If Eidolon had anything to do with the black market killings, or if the hospital was being used . . . the damage done to all medically trained underworld beings would be irreparable.
Eidolon crossed the street, his easy, powerful stride ratcheting her heart rate up a notch. Incubi did that to her, even incubi as uptight as he was. Son of the devil, she’d never met an incubus with such self-control. Then again, he had grown up with Justice demons, a species that couldn’t be more opposite. He was the ultimate experiment in Nature Versus Nurture, and she imagined he must be engaged in a constant battle between what he was and what he wanted to be.
He didn’t miss a step when he saw her sitting on his hood, but his gaze narrowed and the angular line of his jaw hardened.
“Gem.” He stopped next to the driver’s-side door. “What are you doing here?”
“I could ask you the same.” Could ask, but given the state of his clothing, the answer was obvious. So much for his famous self-control.
His expression shuttered. “I gave a patient a ride.”
“Oh, please.” She barked out a laugh. “There’s no way in Hades you’d treat an Aegi.”
“Why are you here?” He crossed his arms over his broad chest, the flexing muscles making his dermoire dance. “To see me or the slayer?”
“I was hoping to have a chat with Tayla.”
A blast of scent came from him, sweet yet acrid, like burnt chocolate. It was a potent cocktail of lust and unease, an arousing combination for the demon in her.
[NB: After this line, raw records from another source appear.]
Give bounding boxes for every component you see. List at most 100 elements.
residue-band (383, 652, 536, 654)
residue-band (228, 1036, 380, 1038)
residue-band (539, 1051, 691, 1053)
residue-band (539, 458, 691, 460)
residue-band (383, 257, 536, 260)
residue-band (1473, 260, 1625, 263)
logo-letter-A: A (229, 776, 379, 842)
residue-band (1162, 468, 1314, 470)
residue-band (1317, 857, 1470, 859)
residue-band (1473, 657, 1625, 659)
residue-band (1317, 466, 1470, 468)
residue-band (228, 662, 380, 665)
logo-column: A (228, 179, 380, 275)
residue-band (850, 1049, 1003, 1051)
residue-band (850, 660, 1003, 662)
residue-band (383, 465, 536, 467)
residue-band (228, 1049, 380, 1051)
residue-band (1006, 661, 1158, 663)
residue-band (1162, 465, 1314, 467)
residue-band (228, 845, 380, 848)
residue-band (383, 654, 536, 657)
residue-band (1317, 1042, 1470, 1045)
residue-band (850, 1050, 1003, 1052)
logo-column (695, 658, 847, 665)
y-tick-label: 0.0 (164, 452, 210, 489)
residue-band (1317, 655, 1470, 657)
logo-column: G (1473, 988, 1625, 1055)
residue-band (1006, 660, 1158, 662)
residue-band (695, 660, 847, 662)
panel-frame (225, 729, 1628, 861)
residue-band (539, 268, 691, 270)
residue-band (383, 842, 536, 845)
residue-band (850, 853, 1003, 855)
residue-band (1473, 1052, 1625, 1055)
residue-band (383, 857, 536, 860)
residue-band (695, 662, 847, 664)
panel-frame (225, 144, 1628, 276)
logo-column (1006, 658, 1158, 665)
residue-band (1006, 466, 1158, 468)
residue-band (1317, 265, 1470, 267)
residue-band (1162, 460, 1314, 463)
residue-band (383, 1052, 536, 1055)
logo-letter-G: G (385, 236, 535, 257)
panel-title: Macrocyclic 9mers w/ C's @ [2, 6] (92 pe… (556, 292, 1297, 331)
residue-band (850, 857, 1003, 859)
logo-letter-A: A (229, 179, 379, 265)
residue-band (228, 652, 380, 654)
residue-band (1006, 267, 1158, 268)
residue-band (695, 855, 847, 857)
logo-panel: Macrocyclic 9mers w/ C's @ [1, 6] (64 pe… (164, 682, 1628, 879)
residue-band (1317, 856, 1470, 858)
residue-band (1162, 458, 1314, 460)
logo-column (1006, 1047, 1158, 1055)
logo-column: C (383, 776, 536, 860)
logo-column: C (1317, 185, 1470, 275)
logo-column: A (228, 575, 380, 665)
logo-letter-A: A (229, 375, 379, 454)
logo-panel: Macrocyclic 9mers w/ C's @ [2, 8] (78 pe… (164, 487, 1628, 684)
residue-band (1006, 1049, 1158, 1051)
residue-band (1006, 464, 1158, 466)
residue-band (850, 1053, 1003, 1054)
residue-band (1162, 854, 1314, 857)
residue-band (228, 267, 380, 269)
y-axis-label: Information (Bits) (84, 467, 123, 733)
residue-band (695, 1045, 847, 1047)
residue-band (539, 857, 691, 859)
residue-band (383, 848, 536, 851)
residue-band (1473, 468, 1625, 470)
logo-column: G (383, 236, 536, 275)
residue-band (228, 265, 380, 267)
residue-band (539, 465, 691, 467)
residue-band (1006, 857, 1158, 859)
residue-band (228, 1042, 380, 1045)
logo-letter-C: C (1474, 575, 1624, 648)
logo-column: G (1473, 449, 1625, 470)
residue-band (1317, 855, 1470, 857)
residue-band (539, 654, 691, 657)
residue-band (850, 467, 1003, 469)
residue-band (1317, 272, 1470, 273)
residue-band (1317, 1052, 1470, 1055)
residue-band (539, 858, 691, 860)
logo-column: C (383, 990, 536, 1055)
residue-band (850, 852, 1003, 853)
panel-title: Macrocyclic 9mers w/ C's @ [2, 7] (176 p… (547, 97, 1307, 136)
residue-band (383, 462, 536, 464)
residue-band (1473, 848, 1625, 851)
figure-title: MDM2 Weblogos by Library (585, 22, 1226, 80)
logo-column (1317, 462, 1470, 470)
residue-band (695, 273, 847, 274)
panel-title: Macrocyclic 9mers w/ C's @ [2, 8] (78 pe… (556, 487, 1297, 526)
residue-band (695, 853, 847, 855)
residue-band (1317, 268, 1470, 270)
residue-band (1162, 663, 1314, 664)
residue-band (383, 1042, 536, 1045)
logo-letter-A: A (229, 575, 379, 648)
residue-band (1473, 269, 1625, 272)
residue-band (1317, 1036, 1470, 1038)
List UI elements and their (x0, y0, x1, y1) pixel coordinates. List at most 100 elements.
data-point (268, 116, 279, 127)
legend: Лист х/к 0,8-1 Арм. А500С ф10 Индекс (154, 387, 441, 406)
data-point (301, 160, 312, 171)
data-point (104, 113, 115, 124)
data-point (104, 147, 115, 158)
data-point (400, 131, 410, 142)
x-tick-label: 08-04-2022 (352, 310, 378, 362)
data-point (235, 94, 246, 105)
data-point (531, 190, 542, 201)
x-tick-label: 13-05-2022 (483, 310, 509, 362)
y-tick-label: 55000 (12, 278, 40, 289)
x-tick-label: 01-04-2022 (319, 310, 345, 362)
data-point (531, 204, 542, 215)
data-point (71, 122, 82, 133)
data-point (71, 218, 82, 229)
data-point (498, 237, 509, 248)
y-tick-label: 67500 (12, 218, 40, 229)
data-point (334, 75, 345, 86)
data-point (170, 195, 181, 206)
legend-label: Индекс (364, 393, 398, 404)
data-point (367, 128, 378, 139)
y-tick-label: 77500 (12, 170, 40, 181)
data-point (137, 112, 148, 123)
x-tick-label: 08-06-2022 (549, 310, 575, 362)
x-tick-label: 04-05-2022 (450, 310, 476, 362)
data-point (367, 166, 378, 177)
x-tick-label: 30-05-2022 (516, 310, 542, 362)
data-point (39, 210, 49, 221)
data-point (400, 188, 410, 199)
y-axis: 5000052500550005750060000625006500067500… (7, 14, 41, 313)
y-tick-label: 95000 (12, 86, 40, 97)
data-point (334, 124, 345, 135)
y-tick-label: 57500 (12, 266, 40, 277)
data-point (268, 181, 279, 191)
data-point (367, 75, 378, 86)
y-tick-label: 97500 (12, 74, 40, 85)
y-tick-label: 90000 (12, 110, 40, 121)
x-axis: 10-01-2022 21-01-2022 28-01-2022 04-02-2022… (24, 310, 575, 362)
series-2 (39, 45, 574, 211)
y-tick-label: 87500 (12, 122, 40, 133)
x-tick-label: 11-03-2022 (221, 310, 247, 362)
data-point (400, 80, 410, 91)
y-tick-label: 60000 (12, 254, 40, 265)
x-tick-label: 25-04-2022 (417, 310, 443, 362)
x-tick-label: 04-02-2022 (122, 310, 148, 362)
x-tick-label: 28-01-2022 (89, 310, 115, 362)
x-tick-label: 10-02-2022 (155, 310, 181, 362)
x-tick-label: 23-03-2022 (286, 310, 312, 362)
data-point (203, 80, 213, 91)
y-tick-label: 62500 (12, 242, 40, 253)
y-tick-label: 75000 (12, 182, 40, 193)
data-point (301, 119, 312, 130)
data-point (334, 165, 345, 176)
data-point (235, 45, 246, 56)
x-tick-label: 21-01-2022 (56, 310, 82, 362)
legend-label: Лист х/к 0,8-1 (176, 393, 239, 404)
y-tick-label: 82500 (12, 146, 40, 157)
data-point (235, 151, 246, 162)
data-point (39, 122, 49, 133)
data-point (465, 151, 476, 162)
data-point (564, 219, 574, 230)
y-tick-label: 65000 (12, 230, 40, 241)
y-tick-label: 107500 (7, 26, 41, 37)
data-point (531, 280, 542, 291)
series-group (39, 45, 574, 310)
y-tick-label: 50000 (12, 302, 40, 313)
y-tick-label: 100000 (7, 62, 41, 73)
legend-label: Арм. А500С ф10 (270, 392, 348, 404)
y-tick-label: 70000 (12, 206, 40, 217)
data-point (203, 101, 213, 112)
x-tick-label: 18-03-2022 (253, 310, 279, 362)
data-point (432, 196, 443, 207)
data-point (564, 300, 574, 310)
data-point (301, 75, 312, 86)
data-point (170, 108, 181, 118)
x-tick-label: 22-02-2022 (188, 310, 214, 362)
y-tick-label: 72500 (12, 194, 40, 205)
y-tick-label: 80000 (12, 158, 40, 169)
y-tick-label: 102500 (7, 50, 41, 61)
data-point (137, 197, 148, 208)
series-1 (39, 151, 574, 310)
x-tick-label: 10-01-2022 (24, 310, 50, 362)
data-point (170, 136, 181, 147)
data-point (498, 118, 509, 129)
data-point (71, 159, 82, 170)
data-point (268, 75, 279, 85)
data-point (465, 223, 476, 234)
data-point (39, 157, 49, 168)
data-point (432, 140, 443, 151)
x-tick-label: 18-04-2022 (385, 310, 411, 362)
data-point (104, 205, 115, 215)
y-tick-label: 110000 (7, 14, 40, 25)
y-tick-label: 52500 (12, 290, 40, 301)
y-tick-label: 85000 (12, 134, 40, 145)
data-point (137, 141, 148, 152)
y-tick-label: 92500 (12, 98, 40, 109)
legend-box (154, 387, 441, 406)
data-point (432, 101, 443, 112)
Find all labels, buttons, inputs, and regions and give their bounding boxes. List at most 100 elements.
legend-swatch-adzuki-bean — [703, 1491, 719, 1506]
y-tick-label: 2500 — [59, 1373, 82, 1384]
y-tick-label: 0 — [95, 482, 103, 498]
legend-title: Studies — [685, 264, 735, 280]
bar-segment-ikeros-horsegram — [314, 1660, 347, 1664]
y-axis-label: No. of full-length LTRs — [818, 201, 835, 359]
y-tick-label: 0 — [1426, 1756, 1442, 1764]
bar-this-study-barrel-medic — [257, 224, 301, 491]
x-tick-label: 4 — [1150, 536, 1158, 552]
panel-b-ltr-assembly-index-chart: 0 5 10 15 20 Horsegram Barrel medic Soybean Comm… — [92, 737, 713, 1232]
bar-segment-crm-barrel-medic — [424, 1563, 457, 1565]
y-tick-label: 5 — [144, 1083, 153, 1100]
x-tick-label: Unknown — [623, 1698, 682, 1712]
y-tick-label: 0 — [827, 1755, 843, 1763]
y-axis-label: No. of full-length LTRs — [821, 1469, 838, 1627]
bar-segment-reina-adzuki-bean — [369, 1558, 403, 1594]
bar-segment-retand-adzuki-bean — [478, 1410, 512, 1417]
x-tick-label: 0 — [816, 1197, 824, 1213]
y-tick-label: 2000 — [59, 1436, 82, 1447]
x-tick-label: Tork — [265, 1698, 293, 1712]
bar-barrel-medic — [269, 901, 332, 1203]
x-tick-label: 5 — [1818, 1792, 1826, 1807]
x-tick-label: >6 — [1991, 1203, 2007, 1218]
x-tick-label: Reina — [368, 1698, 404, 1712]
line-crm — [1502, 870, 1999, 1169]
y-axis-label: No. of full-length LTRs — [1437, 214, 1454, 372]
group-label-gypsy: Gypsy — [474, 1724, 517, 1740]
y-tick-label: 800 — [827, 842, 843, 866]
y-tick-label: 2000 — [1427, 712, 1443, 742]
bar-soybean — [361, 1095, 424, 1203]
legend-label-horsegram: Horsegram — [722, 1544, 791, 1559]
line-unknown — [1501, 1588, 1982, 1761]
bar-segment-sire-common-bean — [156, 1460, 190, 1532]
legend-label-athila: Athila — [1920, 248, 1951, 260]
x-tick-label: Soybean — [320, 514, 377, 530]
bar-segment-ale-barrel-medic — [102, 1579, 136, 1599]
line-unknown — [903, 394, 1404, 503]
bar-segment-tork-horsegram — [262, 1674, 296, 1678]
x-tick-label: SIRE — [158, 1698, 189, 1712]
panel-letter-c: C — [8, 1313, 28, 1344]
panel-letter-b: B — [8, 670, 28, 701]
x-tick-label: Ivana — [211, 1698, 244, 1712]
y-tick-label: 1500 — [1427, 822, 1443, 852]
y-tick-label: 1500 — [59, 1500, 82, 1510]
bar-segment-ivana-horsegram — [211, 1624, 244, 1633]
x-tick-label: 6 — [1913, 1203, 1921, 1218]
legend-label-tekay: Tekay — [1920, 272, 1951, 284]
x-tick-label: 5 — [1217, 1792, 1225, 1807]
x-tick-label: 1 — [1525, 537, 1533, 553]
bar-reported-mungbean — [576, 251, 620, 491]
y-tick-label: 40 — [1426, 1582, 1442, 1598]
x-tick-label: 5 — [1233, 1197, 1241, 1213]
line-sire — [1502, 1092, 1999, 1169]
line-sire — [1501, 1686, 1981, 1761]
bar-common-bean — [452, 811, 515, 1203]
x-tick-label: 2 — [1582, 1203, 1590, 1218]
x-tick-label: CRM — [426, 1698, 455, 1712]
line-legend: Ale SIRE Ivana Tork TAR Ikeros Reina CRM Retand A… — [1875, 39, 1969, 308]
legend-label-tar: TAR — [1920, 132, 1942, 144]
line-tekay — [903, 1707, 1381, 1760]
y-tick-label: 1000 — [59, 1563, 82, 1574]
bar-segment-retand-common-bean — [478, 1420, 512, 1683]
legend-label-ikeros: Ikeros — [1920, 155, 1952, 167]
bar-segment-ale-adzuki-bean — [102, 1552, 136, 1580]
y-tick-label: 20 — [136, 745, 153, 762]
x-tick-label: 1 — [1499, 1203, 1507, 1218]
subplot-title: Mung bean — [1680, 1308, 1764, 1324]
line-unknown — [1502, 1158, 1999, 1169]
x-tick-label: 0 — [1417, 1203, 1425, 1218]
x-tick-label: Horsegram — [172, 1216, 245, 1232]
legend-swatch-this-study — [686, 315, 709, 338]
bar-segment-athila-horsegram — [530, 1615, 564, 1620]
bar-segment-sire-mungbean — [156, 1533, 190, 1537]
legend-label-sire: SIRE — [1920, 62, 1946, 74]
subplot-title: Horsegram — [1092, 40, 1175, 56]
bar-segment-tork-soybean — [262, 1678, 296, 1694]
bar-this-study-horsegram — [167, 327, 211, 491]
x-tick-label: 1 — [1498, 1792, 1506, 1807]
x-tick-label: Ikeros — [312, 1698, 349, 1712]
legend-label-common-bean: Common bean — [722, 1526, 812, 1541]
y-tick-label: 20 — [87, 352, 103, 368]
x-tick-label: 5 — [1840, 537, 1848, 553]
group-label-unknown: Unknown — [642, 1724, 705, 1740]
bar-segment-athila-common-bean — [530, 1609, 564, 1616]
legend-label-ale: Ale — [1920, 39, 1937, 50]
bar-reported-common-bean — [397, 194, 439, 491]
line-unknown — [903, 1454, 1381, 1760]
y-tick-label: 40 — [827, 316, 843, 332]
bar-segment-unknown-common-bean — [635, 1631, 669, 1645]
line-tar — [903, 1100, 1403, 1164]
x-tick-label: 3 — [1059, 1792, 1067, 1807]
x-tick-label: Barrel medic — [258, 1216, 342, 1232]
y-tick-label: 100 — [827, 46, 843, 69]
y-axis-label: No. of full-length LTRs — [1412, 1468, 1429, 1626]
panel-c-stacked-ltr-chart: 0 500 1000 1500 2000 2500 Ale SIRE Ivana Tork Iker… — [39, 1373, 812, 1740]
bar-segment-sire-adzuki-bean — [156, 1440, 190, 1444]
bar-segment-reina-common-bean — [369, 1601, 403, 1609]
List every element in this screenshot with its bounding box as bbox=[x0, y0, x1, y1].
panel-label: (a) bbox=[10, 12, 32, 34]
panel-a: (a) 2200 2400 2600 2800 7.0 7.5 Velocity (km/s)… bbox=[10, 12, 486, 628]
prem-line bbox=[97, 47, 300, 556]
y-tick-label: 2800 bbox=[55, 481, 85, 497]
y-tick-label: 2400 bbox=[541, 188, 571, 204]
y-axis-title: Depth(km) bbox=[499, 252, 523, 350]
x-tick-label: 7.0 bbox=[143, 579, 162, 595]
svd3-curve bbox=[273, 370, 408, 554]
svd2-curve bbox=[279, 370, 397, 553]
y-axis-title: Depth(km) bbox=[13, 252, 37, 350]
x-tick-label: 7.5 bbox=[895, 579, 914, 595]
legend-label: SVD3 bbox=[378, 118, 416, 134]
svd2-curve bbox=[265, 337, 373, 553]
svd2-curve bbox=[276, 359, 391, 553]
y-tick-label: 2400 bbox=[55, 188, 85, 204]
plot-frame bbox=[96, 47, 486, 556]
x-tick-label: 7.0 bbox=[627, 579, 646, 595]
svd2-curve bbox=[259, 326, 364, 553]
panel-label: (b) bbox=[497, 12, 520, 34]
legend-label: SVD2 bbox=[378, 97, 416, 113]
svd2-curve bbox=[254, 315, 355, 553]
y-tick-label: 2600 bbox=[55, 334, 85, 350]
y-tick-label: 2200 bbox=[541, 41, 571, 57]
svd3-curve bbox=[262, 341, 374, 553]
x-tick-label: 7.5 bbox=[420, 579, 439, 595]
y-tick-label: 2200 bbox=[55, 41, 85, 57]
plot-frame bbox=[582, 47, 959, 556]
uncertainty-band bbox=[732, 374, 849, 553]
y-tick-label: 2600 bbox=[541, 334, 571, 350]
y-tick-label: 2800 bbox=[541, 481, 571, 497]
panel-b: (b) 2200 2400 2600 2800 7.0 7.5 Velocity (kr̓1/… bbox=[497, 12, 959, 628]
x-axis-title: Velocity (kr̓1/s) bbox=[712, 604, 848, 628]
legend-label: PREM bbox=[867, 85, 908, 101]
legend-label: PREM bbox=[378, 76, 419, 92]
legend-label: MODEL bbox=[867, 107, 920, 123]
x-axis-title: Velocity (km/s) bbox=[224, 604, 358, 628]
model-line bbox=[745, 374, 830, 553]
“How do you know about her?”
She slid from the hood on the passenger side. “You know my mother works at an East Side free clinic? Well, she took care of Tayla’s mom when she was pregnant with Tayla.”
“Then you know she’s half-demon.”
“My mother had sensed a demon pregnancy,” she said carefully.
Eidolon smiled, nearly taking her breath away. “Get in the car. We have a lot to talk about.”
Tayla sagged against the front door, shaking uncontrollably, as though she was coming off a drinking binge to put college kids to shame. She covered her mouth with her hand as her stomach rolled and rebelled. Why would Eidolon lie like that?